While The Mother of Exiles could have easily served as William’s swansong, his return this week was a welcome surprise. My biggest gripe is that we didn’t get more time spent with his hallucinatory therapy session with his various selves – if season three had kept the 10-episode length and devoted an entire episode to his conversations with the other Williams, I would have been happy. Needless to say, the moments we got were fascinating, particularly the duality between the well-dressed businessman William and his ‘Man in Black’ counterpart. It was also great to see Jimmi Simpson back, playing off Ed Haris, all the way up to the inevitable violence as he unleashed his rage on the various Williams, laughed on by Peter Mullan’s James Delos; the perfect choice to chair his twisted therapy session?
The idea of William believing himself to be the good guy is strange, but just the sort of demented narrative that we’ve come to love from Westworld. His rescue at the hands of Bernard and Ashley sets him on one side of the battlefield with the big confrontation with Delores to come.
“Now, now boys. Don’t you know a lady likes a little warm-up before you brandish your weapon at her?”
Thandie Newton was at her finest again, delivering witty one liners and taking out a squadron of Nazi soldiers. But at the same time, I couldn’t help but feel she was being a little wasted, relegated back to War World after being stabbed in the heart by Delores/Musashi. While Delores is getting this epic narrative this season, Maeve has been largely relegated to the park. When we know that a showdown with Delores is inevitable, there is a sense that season three is buying its time, with Maeve perhaps the biggest casualty of the ‘holding pattern’.
Still, her return to War World allowed her to recruit some allies; her partner in crime Lee Sizemore (Simon Quarterman), proving that death can’t keep a good man down and Hector (Rodrigo Santoro), who finally got his memories back.
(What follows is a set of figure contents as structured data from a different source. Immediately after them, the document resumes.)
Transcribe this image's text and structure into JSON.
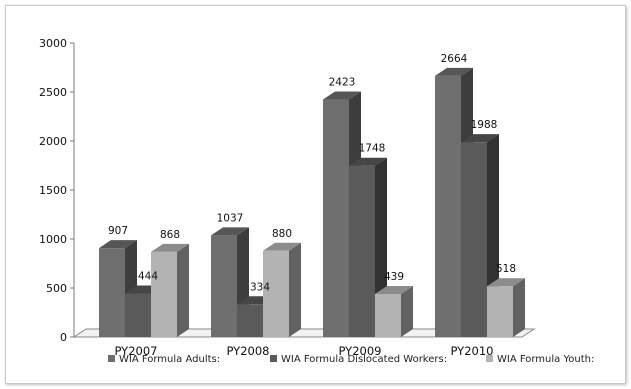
{
  "chart_data": {
    "type": "bar",
    "categories": [
      "PY2007",
      "PY2008",
      "PY2009",
      "PY2010"
    ],
    "series": [
      {
        "name": "WIA Formula Adults:",
        "values": [
          907,
          1037,
          2423,
          2664
        ]
      },
      {
        "name": "WIA Formula Dislocated Workers:",
        "values": [
          444,
          334,
          1748,
          1988
        ]
      },
      {
        "name": "WIA Formula Youth:",
        "values": [
          868,
          880,
          439,
          518
        ]
      }
    ],
    "ylim": [
      0,
      3000
    ],
    "yticks": [
      0,
      500,
      1000,
      1500,
      2000,
      2500,
      3000
    ],
    "grid": false,
    "legend_position": "bottom",
    "colors": [
      "#6e6e6e",
      "#5a5a5a",
      "#b3b3b3"
    ]
  }
}
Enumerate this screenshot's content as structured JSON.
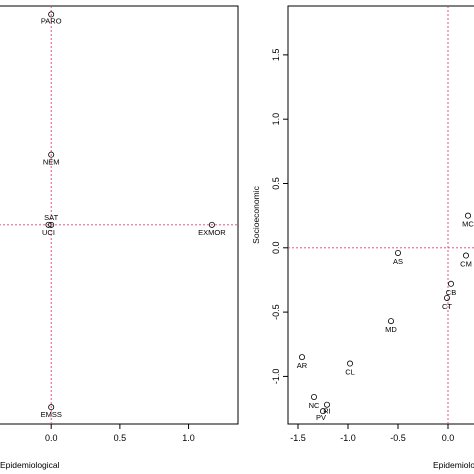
{
  "chart_data": [
    {
      "type": "scatter",
      "xlabel": "Epidemiological",
      "ylabel": "",
      "x_ticks": [
        "0.0",
        "0.5",
        "1.0"
      ],
      "x_tick_values": [
        0.0,
        0.5,
        1.0
      ],
      "y_ticks": [],
      "xlim": [
        -0.38,
        1.36
      ],
      "ylim": [
        -1.42,
        1.56
      ],
      "grid": false,
      "ref_lines": {
        "x": 0,
        "y": 0
      },
      "colors": {
        "points": "#000000",
        "reference": "#e0407a"
      },
      "points": [
        {
          "label": "PARO",
          "x": 0.0,
          "y": 1.5
        },
        {
          "label": "NEM",
          "x": 0.0,
          "y": 0.5
        },
        {
          "label": "SAT",
          "x": 0.0,
          "y": 0.0
        },
        {
          "label": "UCI",
          "x": -0.02,
          "y": 0.0
        },
        {
          "label": "EXMOR",
          "x": 1.17,
          "y": 0.0
        },
        {
          "label": "EMSS",
          "x": 0.0,
          "y": -1.3
        }
      ]
    },
    {
      "type": "scatter",
      "xlabel": "Epidemiological",
      "ylabel": "Socioeconomic",
      "x_ticks": [
        "-1.5",
        "-1.0",
        "-0.5",
        "0.0"
      ],
      "x_tick_values": [
        -1.5,
        -1.0,
        -0.5,
        0.0
      ],
      "y_ticks": [
        "1.5",
        "1.0",
        "0.5",
        "0.0",
        "-0.5",
        "-1.0"
      ],
      "y_tick_values": [
        1.5,
        1.0,
        0.5,
        0.0,
        -0.5,
        -1.0
      ],
      "xlim": [
        -1.6,
        0.27
      ],
      "ylim": [
        -1.37,
        1.88
      ],
      "grid": false,
      "ref_lines": {
        "x": 0,
        "y": 0
      },
      "colors": {
        "points": "#000000",
        "reference": "#e0407a"
      },
      "points": [
        {
          "label": "MC",
          "x": 0.2,
          "y": 0.25
        },
        {
          "label": "AS",
          "x": -0.5,
          "y": -0.04
        },
        {
          "label": "CM",
          "x": 0.18,
          "y": -0.06
        },
        {
          "label": "CB",
          "x": 0.03,
          "y": -0.28
        },
        {
          "label": "CT",
          "x": -0.01,
          "y": -0.39
        },
        {
          "label": "MD",
          "x": -0.57,
          "y": -0.57
        },
        {
          "label": "AR",
          "x": -1.46,
          "y": -0.85
        },
        {
          "label": "CL",
          "x": -0.98,
          "y": -0.9
        },
        {
          "label": "NC",
          "x": -1.34,
          "y": -1.16
        },
        {
          "label": "RI",
          "x": -1.21,
          "y": -1.22
        },
        {
          "label": "PV",
          "x": -1.25,
          "y": -1.27
        }
      ]
    }
  ]
}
Hector’s death at the hands of Delores/Charlotte was one of the episode’s great tragedies, fuelling Maeve’s inevitable revenge, after she survived the incident at Delos.
Delores/Charlotte’s story was the real highlight, of the episode, with Tessa Thompson delivering the emotional journey of her connection to the real Charlotte’s family, playing off against Serac and getting to go full on Terminator mode (Delores-style) in the dramatic final act. From the moment it was revealed that Charlotte had been in league with Serac, I wondered how long it would be, before he realised her true identity. The showdown in the Deloes board room was a thrilling moment; her attempts to poison him with the rest of the board members outdone by him as he revealed he had been on to her from the start.
The irony that it was her consideration for her son – something the real Charlotte would never have done – offered an interesting perspective; she carried neither the cold ruthlessness of the host personality within her, not the woman she was impersonating. Her attempts to save them was the episode’s other greatest tragedy and one that makes her the wild card, going into the final two episodes.
Decoherence was a good episode, but not a great one. Maeve’s story never really developed and not enough time was spent with William ‘s ‘insanity’. But the journey of Delores/Charlotte was a compelling one, filled with terrific action and traumatic emotional twists and beats. It set the stage for a dramatic final two episodes; let’s hope the pay off is a satisfying one.